FeDXL: Provable Federated Learning for Deep X-Risk Optimization

In this paper, we tackle a novel federated learning (FL) problem for optimizing a family of X-risks, to which no existing FL algorithms are applicable. In particular, the objective has the form of $\mathbb E_{z\sim S_1} f(\mathbb E_{z'\sim S_2} \ell(w; z, z'))$, where two sets of data $S_1, S_2$ are distributed over multiple machines, $\ell(\cdot)$ is a pairwise loss that only depends on the prediction outputs of the input data pairs $(z, z')$, and $f(\cdot)$ is possibly a non-linear non-convex function. This problem has important applications in machine learning, e.g., AUROC maximization with a pairwise loss, and partial AUROC maximization with a compositional loss.
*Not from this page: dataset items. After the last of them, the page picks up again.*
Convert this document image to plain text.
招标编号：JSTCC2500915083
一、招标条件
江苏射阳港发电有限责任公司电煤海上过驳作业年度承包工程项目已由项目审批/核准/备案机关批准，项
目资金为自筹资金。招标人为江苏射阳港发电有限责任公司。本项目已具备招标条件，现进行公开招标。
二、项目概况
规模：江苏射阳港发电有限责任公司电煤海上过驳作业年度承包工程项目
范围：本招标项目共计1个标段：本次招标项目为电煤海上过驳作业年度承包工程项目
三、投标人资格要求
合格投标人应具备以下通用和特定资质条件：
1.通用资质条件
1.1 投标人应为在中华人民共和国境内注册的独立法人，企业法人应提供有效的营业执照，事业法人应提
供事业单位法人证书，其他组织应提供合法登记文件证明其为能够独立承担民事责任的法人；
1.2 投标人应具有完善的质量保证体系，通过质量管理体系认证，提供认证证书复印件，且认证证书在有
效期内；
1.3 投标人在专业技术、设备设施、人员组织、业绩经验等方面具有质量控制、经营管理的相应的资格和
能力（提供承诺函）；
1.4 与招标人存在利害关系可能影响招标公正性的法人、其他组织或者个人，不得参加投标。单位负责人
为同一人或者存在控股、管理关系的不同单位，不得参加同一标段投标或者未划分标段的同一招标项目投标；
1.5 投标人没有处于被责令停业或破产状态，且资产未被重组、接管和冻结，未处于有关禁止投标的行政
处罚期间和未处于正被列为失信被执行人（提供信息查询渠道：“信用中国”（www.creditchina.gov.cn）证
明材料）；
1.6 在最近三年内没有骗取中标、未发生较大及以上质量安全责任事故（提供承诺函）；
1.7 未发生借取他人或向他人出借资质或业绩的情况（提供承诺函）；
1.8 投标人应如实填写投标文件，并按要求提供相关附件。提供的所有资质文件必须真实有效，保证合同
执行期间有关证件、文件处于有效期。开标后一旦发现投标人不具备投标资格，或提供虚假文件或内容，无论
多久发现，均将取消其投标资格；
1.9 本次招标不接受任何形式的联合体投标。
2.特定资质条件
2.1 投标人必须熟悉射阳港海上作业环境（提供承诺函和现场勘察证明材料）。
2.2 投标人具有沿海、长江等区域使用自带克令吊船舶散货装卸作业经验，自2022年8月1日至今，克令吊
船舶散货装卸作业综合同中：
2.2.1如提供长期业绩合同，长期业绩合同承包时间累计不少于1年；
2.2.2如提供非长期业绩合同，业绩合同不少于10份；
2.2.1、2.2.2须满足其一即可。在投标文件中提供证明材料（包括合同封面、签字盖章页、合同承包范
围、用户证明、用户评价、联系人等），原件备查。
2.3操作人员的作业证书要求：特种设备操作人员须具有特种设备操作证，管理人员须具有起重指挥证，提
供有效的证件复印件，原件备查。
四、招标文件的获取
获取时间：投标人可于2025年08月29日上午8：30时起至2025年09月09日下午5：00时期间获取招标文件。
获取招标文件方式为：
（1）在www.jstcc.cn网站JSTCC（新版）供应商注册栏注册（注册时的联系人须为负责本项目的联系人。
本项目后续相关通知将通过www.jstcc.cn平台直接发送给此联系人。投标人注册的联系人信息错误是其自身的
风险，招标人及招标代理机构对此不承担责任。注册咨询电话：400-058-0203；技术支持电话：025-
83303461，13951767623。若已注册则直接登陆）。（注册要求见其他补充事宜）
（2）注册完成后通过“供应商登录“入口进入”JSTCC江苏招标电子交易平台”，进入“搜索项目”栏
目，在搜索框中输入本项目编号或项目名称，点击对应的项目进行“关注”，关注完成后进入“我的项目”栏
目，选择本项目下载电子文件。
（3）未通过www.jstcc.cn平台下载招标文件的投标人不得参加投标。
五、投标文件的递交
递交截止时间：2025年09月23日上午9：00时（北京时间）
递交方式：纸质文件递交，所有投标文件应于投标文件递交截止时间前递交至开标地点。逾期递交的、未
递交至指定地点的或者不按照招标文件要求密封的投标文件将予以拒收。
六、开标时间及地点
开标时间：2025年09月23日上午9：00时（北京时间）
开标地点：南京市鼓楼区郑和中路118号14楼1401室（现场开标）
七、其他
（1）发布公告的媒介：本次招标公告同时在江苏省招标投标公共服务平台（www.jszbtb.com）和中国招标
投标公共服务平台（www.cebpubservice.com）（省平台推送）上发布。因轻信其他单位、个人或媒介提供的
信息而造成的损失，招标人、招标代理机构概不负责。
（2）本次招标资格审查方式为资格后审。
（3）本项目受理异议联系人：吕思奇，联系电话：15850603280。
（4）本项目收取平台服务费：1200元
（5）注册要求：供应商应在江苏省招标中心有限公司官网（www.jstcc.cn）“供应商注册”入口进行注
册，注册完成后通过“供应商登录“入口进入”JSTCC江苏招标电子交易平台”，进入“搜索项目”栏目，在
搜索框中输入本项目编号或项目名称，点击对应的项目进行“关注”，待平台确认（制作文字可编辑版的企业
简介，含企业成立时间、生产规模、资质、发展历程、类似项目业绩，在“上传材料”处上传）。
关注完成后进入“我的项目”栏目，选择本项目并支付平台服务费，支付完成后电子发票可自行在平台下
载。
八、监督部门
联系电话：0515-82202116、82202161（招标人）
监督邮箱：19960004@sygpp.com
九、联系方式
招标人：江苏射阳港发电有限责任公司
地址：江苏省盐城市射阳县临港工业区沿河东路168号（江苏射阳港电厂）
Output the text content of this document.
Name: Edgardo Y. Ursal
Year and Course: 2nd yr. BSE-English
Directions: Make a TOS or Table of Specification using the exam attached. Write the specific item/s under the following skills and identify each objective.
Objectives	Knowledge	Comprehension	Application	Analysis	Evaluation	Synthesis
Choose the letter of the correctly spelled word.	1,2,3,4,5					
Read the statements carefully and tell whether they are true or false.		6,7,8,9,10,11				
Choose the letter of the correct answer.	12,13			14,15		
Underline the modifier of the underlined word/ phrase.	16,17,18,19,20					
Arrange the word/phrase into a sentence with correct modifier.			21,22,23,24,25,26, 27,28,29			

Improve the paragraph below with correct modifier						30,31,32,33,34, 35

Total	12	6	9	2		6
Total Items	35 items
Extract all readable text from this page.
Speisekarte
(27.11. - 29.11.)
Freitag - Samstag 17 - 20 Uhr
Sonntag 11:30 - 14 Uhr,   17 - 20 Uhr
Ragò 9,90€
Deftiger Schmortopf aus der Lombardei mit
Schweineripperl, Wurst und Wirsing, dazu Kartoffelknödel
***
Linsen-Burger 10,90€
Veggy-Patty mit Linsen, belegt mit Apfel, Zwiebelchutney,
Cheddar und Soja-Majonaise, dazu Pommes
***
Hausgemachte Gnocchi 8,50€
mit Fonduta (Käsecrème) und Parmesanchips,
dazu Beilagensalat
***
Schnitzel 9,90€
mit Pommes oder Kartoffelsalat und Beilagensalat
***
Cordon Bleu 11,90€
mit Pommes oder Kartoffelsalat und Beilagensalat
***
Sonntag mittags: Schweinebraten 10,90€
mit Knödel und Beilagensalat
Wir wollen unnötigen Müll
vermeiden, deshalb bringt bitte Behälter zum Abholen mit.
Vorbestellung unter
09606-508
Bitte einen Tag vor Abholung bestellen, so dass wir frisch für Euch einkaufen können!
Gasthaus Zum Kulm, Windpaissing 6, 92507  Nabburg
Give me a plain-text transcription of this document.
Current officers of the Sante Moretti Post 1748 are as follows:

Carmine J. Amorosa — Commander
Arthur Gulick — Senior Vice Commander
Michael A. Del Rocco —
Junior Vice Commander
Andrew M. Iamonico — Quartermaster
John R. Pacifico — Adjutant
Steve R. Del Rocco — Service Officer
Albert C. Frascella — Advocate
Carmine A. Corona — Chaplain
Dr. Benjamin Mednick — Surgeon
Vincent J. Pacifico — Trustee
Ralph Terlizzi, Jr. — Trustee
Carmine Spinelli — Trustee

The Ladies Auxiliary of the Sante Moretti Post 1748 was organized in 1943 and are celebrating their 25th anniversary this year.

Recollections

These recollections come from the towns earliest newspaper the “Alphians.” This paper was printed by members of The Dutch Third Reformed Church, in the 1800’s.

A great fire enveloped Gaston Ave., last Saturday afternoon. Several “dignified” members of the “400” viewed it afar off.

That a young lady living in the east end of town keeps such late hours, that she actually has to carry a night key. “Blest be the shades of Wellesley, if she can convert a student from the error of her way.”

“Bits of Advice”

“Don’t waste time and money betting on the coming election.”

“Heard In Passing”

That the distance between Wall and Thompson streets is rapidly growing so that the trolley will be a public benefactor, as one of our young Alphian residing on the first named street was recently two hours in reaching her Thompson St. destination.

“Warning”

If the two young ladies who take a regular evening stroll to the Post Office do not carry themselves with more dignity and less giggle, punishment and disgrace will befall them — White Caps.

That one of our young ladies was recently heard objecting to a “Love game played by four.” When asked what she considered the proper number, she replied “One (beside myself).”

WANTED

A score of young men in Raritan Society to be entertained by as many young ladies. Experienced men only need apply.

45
The challenges for designing an FL algorithm for X-risks lie in the non-decomposability of the objective over multiple machines and the interdependency between different machines. To this end, we propose an active-passive decomposition framework that decouples the gradient's components with two types, namely active parts and passive parts, where the active parts depend on local data that are computed with the local model and the passive parts depend on other machines that are communicated/computed based on historical models and samples. Under this framework, we develop two provable FL algorithms (FeDXL) for handling linear and nonlinear $f$, respectively, based on federated averaging and merging. We develop a novel theoretical analysis to combat the latency of the passive parts and the interdependency between the local model parameters and the involved data for computing local gradient estimators. We establish both iteration and communication complexities and show that using the historical samples and models for computing the passive parts do not degrade the complexities. We conduct empirical studies of FeDXL for deep AUROC and partial AUROC maximization, and demonstrate their performance compared with several baselines.

翻译：本文针对一类新型联邦学习（FL）问题——优化X-风险族——展开研究，现有FL算法均无法处理此类问题。具体而言，目标函数具有形式$\mathbb E_{z\sim S_1} f(\mathbb E_{z'\sim S_2} \ell(w; z, z'))$，其中两组数据集$S_1, S_2$分布于多个机器上，$\ell(\cdot)$为仅依赖输入数据对$(z, z')$预测输出的成对损失函数，$f(\cdot)$可能是非线性非凸函数。该问题在机器学习领域具有重要应用，例如基于成对损失的AUROC最大化，以及基于组合损失的部分AUROC最大化。设计面向X-风险的FL算法所面临的挑战在于：目标函数在多个机器上的不可分解性，以及不同机器间的相互依赖性。为此，我们提出主动-被动分解框架，将梯度分量解耦为两类：主动部分（依赖本地模型计算的本地数据）和被动部分（依赖其他机器基于历史模型与样本进行通信/计算）。在该框架下，我们分别针对线性与非线性$f$函数，基于联邦平均与合并技术开发了两种可证明的FL算法（FeDXL）。我们提出了新颖的理论分析，以应对被动部分的延迟效应以及本地模型参数与用于计算本地梯度估计量的数据之间的相互依赖性。我们同时建立了迭代复杂度与通信复杂度，并证明使用历史样本与模型计算被动部分不会降低复杂度。我们针对深度AUROC与部分AUROC最大化任务开展了FeDXL的实证研究，并与多种基线方法进行了性能对比。